Birra Moretti, my current go-to draught beer if I am on night out, is a quality golden-looking lager purporting to have Italian heritage (but who really know these days) “brewed with passion and the finest quality ingredients” – said with hand gestures and an accent, you can almost believe it. Go on their website and you’ll likely be more convinced – here’s their history as written by their marketeers.

Birra Moretti is 4.6% alcohol and brewed from a special blend of hops to create a sessionable lager with some hoppy and fruity notes and a slight bitter aftertaste. It certainly tastes more bitter than its zero-% equivalent. Ingredients are water, malted barley, maize, those hop and hop extract. It comes in 38 kcal per 100ml.

Birra Moretti Zero is slightly sweeter, distinctively fruitier and actually more complex in flavour than the normal golden beer. It did leave me wondering if I’d left some washing up liquid in my beer glass since the Heineken experiment. It’s a skinnier proposition with only 20 kcal per 100ml, so 66 kcal per bottle. Less than a two-finger Kit-Kat, and this time I might prefer the beer over the chocolate bar. No really I’m serious.  

Ingredients are water, barley malt, hops, hop extract and natural flavouring. So there’s no maize in it and there’s the addition of that enigmatic ingredient again ‘natural flavouring’. In UK law for the flavouring to be described as natural, it must be 100% derived from natural sources. But then this leads you on to defining natural sources. I can think of plenty of things like a dog’s butthole or the brewers crotch that might be considered natural sources, but I certainly don’t want anything derived from either to end up in my drink. We wouldn’t have this problem in Germany who by law limit what can be put into beer.

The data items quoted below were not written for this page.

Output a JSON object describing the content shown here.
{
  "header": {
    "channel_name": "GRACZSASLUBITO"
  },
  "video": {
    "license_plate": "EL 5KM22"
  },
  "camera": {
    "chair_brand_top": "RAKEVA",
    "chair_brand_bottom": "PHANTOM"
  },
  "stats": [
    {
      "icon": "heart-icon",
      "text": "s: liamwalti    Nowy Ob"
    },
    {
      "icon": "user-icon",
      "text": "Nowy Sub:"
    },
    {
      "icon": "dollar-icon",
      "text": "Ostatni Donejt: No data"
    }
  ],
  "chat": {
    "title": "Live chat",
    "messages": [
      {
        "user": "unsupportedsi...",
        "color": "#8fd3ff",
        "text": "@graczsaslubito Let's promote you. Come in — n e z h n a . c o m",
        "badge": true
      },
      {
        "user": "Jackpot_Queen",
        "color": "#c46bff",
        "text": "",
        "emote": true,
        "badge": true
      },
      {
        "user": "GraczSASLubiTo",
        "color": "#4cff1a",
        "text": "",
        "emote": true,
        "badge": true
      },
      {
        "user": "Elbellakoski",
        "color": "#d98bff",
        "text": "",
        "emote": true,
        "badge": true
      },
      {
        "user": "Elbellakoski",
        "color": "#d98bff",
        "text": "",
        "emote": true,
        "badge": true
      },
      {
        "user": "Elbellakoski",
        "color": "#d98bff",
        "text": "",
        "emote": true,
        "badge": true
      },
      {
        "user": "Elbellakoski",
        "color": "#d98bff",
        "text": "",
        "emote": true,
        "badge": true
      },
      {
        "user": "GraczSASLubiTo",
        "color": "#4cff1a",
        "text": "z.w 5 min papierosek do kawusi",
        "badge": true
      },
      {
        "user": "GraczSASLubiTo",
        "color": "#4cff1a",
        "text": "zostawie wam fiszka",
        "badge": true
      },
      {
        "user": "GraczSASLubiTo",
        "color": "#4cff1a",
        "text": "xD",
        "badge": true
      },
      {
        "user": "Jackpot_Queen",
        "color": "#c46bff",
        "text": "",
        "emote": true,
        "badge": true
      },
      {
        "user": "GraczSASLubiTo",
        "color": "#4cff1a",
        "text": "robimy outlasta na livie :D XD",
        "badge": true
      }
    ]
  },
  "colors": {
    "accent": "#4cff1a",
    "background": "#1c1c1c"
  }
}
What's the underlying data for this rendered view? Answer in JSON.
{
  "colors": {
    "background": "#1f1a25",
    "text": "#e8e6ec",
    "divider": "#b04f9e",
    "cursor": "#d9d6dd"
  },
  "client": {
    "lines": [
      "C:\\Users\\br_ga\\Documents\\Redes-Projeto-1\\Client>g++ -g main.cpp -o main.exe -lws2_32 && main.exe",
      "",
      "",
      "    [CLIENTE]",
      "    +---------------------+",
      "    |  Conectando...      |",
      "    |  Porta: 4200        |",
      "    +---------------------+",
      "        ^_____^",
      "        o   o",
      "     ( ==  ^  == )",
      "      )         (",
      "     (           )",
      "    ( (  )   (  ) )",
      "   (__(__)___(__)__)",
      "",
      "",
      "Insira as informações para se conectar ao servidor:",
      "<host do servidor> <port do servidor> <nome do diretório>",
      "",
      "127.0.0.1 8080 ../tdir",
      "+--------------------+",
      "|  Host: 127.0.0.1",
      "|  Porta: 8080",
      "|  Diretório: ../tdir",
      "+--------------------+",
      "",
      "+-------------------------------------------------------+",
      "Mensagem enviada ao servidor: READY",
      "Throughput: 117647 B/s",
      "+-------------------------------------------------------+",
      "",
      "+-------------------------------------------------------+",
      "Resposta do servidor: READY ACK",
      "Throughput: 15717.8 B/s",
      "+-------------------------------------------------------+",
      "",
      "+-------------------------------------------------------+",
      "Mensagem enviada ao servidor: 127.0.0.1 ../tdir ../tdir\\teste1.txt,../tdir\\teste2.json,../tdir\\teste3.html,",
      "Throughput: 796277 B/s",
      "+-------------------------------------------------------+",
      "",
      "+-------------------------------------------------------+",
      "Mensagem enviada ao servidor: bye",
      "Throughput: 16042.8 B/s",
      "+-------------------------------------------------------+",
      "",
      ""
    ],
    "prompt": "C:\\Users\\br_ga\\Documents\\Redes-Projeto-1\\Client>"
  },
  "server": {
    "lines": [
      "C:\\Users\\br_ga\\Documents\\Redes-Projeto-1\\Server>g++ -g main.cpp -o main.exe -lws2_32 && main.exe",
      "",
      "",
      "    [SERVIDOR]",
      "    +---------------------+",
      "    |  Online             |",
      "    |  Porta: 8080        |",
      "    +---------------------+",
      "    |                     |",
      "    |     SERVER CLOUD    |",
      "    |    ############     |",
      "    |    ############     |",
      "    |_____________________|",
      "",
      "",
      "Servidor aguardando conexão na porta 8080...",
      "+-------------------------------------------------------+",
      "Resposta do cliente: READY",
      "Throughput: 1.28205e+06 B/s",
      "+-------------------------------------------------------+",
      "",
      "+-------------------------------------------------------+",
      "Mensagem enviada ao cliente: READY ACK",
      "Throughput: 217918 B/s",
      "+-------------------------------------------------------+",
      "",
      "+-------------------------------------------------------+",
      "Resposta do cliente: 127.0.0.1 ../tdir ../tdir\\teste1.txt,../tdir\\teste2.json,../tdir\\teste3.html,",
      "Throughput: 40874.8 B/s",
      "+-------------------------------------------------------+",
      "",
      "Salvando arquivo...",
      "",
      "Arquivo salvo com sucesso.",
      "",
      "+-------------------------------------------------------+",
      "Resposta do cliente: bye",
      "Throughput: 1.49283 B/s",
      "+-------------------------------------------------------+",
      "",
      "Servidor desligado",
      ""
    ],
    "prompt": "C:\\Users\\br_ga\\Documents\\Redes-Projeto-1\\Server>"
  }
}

In the US, regulations define natural flavours (or ‘flavors’ as they incorrectly say) as those that ‘derive their flavour chemicals from plant or animal sources, including fruit, meat, fish, spices, herbs, roots, leaves, buds or bark that are distilled, fermented or otherwise manipulated in a lab’. Manipulated in a lab. Oh boy.

Anyway, I won’t let it bother me. Birra Moretti Zero tastes as much like Birra Moretti as Heineken 0.0 tasted like Heineken i.e. there’s a big difference. But unlike the Heineken experience, I found both beers to be very pleasant, and I imagine the Zero beer would be good with a light pasta or fish dish while the normal Moretti would go well with some read meat. Birra Moretti Zero is one of the better zero-% beers out there.